En la segunda etapa, la acción de lodos químicos es necesaria para la penetración de taladros encargados de hacer las perforaciones produciendo lodos con metales pesados y tóxicos (cadmio, mercurio, plomo, arsénico y cobre), que pueden derivar en el agua y afectar ecosistemas dulceacuícolas o marinos. En la tercera, suelen darse accidentes relacionados con gases venenosos y aguas ácidas. Caso concreto, en diciembre pasado se presentó un derrame en Norte de Santander.

En la etapa de transporte, han sido millones los barriles derramados en zonas acuáticas y selváticas. Por último, la combustión de los derivados de hidrocarburos, generando dióxido o anhídrido de carbono, dióxido de azufre y de nitrógeno y otros compuestos volátiles, causan problemas ambientales y de salubridad.
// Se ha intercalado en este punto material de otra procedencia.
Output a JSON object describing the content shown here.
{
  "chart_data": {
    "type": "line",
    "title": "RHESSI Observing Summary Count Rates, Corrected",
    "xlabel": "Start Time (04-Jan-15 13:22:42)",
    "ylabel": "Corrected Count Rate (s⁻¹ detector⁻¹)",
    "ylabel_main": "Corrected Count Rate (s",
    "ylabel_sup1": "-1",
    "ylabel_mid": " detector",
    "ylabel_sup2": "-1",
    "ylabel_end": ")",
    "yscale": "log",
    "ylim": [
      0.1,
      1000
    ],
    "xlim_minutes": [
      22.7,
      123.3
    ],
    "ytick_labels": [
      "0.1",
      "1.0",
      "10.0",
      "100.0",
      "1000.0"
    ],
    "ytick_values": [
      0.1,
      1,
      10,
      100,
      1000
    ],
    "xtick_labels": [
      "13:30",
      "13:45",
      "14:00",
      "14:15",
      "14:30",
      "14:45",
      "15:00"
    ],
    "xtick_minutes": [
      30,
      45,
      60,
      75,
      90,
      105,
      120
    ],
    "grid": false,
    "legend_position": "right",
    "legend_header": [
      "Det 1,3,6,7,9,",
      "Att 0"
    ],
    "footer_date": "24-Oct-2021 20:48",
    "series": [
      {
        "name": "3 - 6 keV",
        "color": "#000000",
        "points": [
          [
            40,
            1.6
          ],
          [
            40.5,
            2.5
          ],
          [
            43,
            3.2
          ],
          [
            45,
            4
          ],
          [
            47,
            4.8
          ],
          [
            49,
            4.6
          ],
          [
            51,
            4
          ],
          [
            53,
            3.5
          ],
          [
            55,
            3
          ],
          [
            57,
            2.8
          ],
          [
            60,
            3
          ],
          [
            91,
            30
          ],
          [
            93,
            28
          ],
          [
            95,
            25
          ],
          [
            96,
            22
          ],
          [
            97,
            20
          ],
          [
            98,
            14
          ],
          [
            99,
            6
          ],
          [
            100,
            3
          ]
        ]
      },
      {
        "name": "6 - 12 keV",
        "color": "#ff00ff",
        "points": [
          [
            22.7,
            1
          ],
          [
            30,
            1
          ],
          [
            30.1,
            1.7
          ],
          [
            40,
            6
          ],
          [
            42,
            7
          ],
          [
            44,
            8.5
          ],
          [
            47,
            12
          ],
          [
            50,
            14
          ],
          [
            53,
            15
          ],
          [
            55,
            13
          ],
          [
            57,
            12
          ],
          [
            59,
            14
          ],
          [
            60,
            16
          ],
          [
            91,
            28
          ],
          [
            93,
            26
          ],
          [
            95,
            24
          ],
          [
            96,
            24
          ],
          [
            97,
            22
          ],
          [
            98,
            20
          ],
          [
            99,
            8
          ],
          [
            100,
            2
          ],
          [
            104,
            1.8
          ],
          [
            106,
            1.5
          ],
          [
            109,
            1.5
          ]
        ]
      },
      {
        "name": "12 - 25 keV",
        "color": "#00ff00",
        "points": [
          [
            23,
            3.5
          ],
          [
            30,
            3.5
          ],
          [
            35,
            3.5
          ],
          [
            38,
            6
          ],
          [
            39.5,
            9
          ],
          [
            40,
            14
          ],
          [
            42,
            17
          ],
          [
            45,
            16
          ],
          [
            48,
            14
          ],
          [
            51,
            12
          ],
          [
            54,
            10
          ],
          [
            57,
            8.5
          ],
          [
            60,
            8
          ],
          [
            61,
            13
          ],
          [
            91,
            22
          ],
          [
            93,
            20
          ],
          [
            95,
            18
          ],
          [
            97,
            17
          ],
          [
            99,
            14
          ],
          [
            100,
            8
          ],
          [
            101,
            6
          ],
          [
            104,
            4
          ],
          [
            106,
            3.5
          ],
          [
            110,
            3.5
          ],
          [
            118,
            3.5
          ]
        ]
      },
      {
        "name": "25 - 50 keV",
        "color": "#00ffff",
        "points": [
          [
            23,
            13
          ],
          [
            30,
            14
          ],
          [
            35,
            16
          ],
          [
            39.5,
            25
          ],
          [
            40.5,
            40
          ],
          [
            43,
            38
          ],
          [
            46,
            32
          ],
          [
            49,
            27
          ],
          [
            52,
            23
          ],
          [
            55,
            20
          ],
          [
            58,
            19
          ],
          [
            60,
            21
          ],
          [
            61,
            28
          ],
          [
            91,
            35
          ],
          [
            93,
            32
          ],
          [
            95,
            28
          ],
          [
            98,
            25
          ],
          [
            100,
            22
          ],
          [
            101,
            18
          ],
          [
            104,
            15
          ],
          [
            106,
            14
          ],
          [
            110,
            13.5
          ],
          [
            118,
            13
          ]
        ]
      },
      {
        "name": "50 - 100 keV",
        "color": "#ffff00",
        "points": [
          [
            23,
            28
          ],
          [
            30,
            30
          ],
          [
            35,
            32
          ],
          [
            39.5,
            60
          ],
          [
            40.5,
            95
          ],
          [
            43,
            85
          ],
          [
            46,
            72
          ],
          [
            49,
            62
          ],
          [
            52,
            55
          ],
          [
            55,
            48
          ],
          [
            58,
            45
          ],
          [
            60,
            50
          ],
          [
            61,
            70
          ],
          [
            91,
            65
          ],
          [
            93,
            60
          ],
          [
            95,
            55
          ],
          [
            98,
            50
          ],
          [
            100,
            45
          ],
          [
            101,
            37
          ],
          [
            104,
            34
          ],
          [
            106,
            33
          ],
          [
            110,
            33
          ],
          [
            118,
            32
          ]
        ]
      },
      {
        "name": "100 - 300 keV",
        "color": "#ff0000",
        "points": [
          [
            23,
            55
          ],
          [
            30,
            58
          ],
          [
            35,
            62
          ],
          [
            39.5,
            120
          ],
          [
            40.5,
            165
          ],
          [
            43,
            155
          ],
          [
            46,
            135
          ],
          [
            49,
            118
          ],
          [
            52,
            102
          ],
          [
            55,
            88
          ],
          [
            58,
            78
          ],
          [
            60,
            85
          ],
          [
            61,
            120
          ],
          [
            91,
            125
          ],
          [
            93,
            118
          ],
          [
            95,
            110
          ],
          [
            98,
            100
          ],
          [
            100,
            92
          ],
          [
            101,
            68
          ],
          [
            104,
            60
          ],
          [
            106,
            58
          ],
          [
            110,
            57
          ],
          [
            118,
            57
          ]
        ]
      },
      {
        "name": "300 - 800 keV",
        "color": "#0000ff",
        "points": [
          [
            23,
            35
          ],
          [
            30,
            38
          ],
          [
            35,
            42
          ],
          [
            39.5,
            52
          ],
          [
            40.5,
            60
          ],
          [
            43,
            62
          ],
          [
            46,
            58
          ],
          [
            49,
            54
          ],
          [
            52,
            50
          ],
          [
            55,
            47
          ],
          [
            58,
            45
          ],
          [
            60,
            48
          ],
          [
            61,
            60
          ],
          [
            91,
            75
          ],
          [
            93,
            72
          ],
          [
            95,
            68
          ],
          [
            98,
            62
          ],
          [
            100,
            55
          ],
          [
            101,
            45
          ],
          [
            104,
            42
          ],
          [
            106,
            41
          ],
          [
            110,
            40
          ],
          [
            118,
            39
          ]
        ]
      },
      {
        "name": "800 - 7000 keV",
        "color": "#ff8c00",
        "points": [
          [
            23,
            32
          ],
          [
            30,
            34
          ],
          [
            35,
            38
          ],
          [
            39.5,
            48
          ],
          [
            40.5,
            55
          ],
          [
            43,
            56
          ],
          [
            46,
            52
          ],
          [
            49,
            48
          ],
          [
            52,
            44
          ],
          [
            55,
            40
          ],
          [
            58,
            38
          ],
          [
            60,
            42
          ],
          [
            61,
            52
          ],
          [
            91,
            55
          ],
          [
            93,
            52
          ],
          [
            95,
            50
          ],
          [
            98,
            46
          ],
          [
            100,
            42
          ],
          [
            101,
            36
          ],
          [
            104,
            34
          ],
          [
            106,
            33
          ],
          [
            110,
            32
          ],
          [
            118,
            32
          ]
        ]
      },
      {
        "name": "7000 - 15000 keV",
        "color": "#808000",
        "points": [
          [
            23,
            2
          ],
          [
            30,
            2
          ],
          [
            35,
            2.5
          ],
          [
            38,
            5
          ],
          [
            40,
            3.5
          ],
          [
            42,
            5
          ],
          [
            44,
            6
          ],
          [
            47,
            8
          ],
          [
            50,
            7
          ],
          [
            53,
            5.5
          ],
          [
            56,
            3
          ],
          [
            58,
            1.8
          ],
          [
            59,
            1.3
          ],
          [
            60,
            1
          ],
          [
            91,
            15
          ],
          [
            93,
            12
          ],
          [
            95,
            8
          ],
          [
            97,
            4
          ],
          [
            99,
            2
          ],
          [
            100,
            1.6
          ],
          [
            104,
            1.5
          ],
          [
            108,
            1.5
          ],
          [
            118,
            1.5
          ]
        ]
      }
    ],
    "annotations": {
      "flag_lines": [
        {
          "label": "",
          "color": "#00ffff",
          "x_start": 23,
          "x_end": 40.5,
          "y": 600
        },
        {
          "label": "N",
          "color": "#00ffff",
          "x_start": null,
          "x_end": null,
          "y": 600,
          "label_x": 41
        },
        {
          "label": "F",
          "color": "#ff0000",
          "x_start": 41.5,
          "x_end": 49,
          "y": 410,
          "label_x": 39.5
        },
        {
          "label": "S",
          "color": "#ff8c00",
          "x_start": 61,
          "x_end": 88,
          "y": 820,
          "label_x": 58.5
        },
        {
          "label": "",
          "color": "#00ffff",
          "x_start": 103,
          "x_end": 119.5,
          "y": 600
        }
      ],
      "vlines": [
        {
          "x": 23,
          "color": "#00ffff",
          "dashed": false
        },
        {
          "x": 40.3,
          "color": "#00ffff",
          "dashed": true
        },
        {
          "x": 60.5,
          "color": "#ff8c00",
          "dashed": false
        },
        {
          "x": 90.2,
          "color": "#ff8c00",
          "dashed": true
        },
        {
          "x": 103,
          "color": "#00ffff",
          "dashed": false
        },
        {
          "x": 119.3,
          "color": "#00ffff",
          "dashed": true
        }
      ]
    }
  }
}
Quién sabe si la tecnología militar del hidrógeno como combustible sea el mejor reemplazo del oro negro. Países europeos ya lo están utilizando. Aunque no es rentable en la actualidad comparado con los hidrocarburos, la opción de energía se concentrará hacia el hidrógeno sabiendo que el petróleo es un recurso no renovable y para ese entonces ya habrán quienes sepan producirlo y procesarlo adecuadamente. En latinoamérica, más exactamente en La Patagonia, están produciéndolo en granjas eólicas.